Memories of murder Bong Joon-ho affiche poster

Original et réjouissant  malgré un arrière-plan sordide , ce film policier est une belle appropriation par le réalisateur d'un genre qui apparaît parfois épuisé et qui est ici dynamisé.
En effet l’intrigue prend appui sur un meurtrier en série qui assassine des jeunes filles. Mais autour de ce thème initial aujourd'hui classique du thriller, Bong Joon-ho vient flirter avec d'autres genres, en particulier la comédie. La grande réussite du film est alors que le film mélange les tons avec aisance (et ce n'est pas facile) en venant distiller des moments drôles au milieu de moments tragiques, en parvenant à entrecroiser des gaffes au milieu d'un décor macabre et d'un environnement social dur. Le ton comique est trouvé au travers de la médiocrité des policiers, de leur fébrilité et de leurs ratés successifs.
Il faut noter que cet humour qui naît des personnages est bien différent de l'humour de beaucoup de films, qui est souvent un humour de calembours, faussement décontracté, et qui est souvent malhabile et sonnant faux. Ici, au contraire, malgré le ton noir qui englobe le film, Bong Joon-ho réussit un mélange très rare et très réussi.

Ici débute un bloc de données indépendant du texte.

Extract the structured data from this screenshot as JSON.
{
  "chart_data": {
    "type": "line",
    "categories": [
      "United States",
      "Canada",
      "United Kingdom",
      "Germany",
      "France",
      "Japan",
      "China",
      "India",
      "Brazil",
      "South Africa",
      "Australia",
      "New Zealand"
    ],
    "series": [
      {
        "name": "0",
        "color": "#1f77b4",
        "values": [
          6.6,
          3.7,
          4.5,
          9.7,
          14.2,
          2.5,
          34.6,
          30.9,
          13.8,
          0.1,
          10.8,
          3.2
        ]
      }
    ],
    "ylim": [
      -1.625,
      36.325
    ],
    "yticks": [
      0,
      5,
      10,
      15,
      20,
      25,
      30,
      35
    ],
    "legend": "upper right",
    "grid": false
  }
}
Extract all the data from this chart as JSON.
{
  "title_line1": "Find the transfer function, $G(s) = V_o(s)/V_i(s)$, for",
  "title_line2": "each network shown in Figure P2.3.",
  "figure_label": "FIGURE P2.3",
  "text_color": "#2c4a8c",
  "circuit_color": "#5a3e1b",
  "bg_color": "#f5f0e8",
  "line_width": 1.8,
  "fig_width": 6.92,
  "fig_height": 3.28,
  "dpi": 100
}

Memories of murder Bong Joon-ho affiche poster

jeudi 24 mars 2016

Snowpiercer, le Transperceneige (Seolgungnyeolcha de J. Bong, 2013)

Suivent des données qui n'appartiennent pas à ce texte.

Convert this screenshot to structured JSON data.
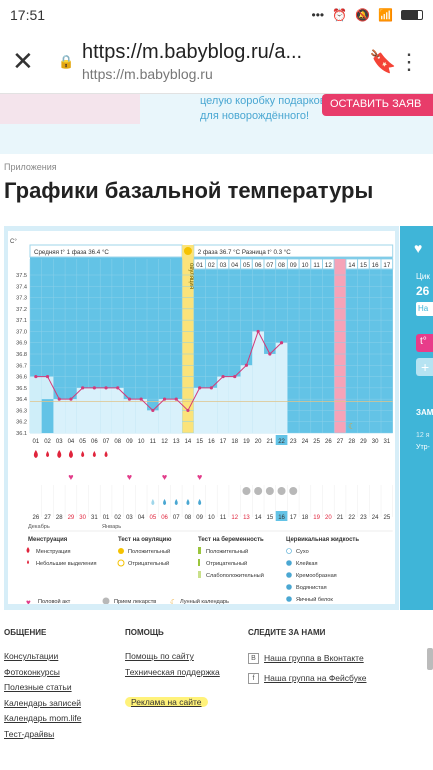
{
  "status": {
    "time": "17:51",
    "icons": [
      "more-icon",
      "alarm-icon",
      "mute-icon",
      "wifi-icon",
      "battery-icon"
    ]
  },
  "browser": {
    "url_main": "https://m.babyblog.ru/a...",
    "url_sub": "https://m.babyblog.ru"
  },
  "banner": {
    "text_line1": "целую коробку подарков",
    "text_line2": "для новорождённого!",
    "button": "ОСТАВИТЬ ЗАЯВ"
  },
  "breadcrumb": "Приложения",
  "page_title": "Графики базальной температуры",
  "chart": {
    "phase1_label": "Средняя t° 1 фаза",
    "phase1_value": "36.4 °C",
    "ovulation_label": "овуляция",
    "phase2_label": "2 фаза",
    "phase2_value": "36.7 °C",
    "diff_label": "Разница t°",
    "diff_value": "0.3 °C",
    "unit": "C°",
    "y_ticks": [
      "37.5",
      "37.4",
      "37.3",
      "37.2",
      "37.1",
      "37.0",
      "36.9",
      "36.8",
      "36.7",
      "36.6",
      "36.5",
      "36.4",
      "36.3",
      "36.2",
      "36.1"
    ],
    "top_days": [
      "01",
      "02",
      "03",
      "04",
      "05",
      "06",
      "07",
      "08",
      "09",
      "10",
      "11",
      "12",
      "13",
      "14",
      "15",
      "16",
      "17"
    ],
    "cycle_days": [
      "01",
      "02",
      "03",
      "04",
      "05",
      "06",
      "07",
      "08",
      "09",
      "10",
      "11",
      "12",
      "13",
      "14",
      "15",
      "16",
      "17",
      "18",
      "19",
      "20",
      "21",
      "22",
      "23",
      "24",
      "25",
      "26",
      "27",
      "28",
      "29",
      "30",
      "31"
    ],
    "dates": [
      "26",
      "27",
      "28",
      "29",
      "30",
      "31",
      "01",
      "02",
      "03",
      "04",
      "05",
      "06",
      "07",
      "08",
      "09",
      "10",
      "11",
      "12",
      "13",
      "14",
      "15",
      "16",
      "17",
      "18",
      "19",
      "20",
      "21",
      "22",
      "23",
      "24",
      "25"
    ],
    "month_dec": "Декабрь",
    "month_jan": "Январь"
  },
  "chart_data": {
    "type": "line",
    "x": [
      1,
      2,
      3,
      4,
      5,
      6,
      7,
      8,
      9,
      10,
      11,
      12,
      13,
      14,
      15,
      16,
      17,
      18,
      19,
      20,
      21,
      22
    ],
    "values": [
      36.6,
      36.6,
      36.4,
      36.4,
      36.5,
      36.5,
      36.5,
      36.5,
      36.4,
      36.4,
      36.3,
      36.4,
      36.4,
      36.3,
      36.5,
      36.5,
      36.6,
      36.6,
      36.7,
      37.0,
      36.8,
      36.9
    ],
    "ylim": [
      36.1,
      37.5
    ],
    "ovulation_day": 14,
    "highlight_day": 27,
    "menstruation_days": [
      1,
      3,
      4
    ],
    "light_bleeding_days": [
      2,
      5,
      6,
      7
    ],
    "intercourse_days": [
      4,
      9,
      12,
      15
    ],
    "ovulation_test_negative_days": [
      11
    ],
    "ovulation_test_positive_days": [
      12,
      13,
      14,
      15
    ],
    "medication_days": [
      19,
      20,
      21,
      22,
      23
    ],
    "moon_day": 28
  },
  "legend": {
    "menstruation_title": "Менструация",
    "menstruation": "Менструация",
    "light_bleeding": "Небольшие выделения",
    "ovtest_title": "Тест на овуляцию",
    "ovtest_pos": "Положительный",
    "ovtest_neg": "Отрицательный",
    "pregtest_title": "Тест на беременность",
    "preg_pos": "Положительный",
    "preg_neg": "Отрицательный",
    "preg_weak": "Слабоположительный",
    "mucus_title": "Цервикальная жидкость",
    "mucus_dry": "Сухо",
    "mucus_sticky": "Клейкая",
    "mucus_creamy": "Кремообразная",
    "mucus_watery": "Водянистая",
    "mucus_egg": "Яичный белок",
    "intercourse": "Половой акт",
    "medication": "Прием лекарств",
    "lunar": "Лунный календарь"
  },
  "side": {
    "line1": "Цик",
    "line2": "26 д",
    "btn": "На",
    "section": "ЗАМ",
    "small1": "12 я",
    "small2": "Утр-"
  },
  "footer": {
    "col1_title": "ОБЩЕНИЕ",
    "col1_links": [
      "Консультации",
      "Фотоконкурсы",
      "Полезные статьи",
      "Календарь записей",
      "Календарь mom.life",
      "Тест-драйвы"
    ],
    "col2_title": "ПОМОЩЬ",
    "col2_links": [
      "Помощь по сайту",
      "Техническая поддержка",
      "Реклама на сайте"
    ],
    "col3_title": "СЛЕДИТЕ ЗА НАМИ",
    "col3_links": [
      "Наша группа в Вконтакте",
      "Наша группа на Фейсбуке"
    ]
  }
}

Film bien décevant de Bong Joon-ho. Après ces Memories of Murder ou encore The Host, il avait montré qu’il était capable de redynamiser des genres à la sauce coréenne (le film noir ou le film de monstre). Dès lors on pouvait s’attendre à mieux qu’un film au format banalement hollywoodien et sans saveur. On retrouve bien peu de l'esprit de la BD dont le film s'inspire.

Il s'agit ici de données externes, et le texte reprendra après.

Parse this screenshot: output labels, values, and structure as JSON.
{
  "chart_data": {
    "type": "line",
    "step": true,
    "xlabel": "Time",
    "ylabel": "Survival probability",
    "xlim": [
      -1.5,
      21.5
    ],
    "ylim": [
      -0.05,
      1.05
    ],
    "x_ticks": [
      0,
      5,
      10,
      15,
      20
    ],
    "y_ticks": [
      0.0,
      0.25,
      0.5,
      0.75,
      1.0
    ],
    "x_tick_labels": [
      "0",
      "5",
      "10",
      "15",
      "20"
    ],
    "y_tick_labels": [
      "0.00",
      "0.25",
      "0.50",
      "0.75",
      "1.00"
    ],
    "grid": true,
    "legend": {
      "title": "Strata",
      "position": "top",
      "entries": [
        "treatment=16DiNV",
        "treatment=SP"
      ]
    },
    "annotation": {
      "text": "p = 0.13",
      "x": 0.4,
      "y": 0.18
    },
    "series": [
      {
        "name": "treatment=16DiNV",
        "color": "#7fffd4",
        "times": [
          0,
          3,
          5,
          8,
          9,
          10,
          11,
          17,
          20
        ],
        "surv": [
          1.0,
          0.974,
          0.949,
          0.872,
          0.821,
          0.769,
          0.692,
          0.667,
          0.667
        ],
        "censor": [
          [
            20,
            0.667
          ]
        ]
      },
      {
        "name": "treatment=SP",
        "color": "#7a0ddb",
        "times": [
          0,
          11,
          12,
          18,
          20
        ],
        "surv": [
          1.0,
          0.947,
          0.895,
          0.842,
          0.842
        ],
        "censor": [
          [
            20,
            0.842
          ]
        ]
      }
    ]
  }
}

Dans un futur proche les survivants d’une humanité dévastée par une ère glaciaire sont regroupés dans un train gigantesque qui fait le tour du monde sans jamais s’arrêter (en avalant de la neige il pourvoit ainsi à ses besoins, et la vie à bord est en autarcie).
C’est l’occasion d’une métaphore (très lourde et facile) sur la hiérarchie des classes sociales, depuis le fond du train (où est confiné un lumpenprolétariat délaissé) jusqu’à son sommet (où vit seul, tel un démiurge, le concepteur de la machine), en passant par une multitude de wagons qui sont autant de catégories sociales. On retrouve l'ancienne partition verticale riche/pauvre de Métropolis en une partition longitudinale. La révolte qui gronde conduit le héros, depuis l’arrière, à remonter wagon après wagon pour tenter de prendre le contrôle du train. Mais il n’y a là rien de surprenant, rien d’innovant, Snowpiercer est un film d’action on ne peut plus commun, à peine divertissant. Quelques bonnes idées sont gâchées par des scènes convenues ou caricaturales.
On est inquiet de voir un des bons cinéastes coréens réaliser un tel film, certes calibré pour l'exportation, comme si, le succès aidant, il fallait s’avachir et se couler mollement dans les formats des productions hollywoodiennes. Puissent ces prochains films nous faire mentir.

vendredi 10 octobre 2014

The Host (Gwoemul de J. Bong, 2006)



The Host Affiche poster

Film original et réussi de Bong Joon-ho. L'irruption du monstre force à se révéler des Coréens ordinaires : on est bien loin des héros hollywoodiens qui seraient venus en découdre avec le monstre. Ici c'est une famille apeurée mais coincée (il faut sauver leur petite fille enlevée par le monstre) qui les oblige à se rebeller et à affronter le mutant.
La métaphore est belle : cet intrus – dû à des produits chimiques américains bazardés imprudemment – c'est l'Amérique elle-même, dont la Corée veut s'émanciper (c'est là le propos du cinéaste).
Une des réussites du film est dans le mélange des tons : depuis des scènes de film fantastique jusqu’à des séquences de panique typiques des films d’horreur ou de monstre, le ton change et va jusqu’à la comédie burlesque, par moments, avec beaucoup de facilité. C’est une habile (et pas facile) évolution d’un genre assez classique.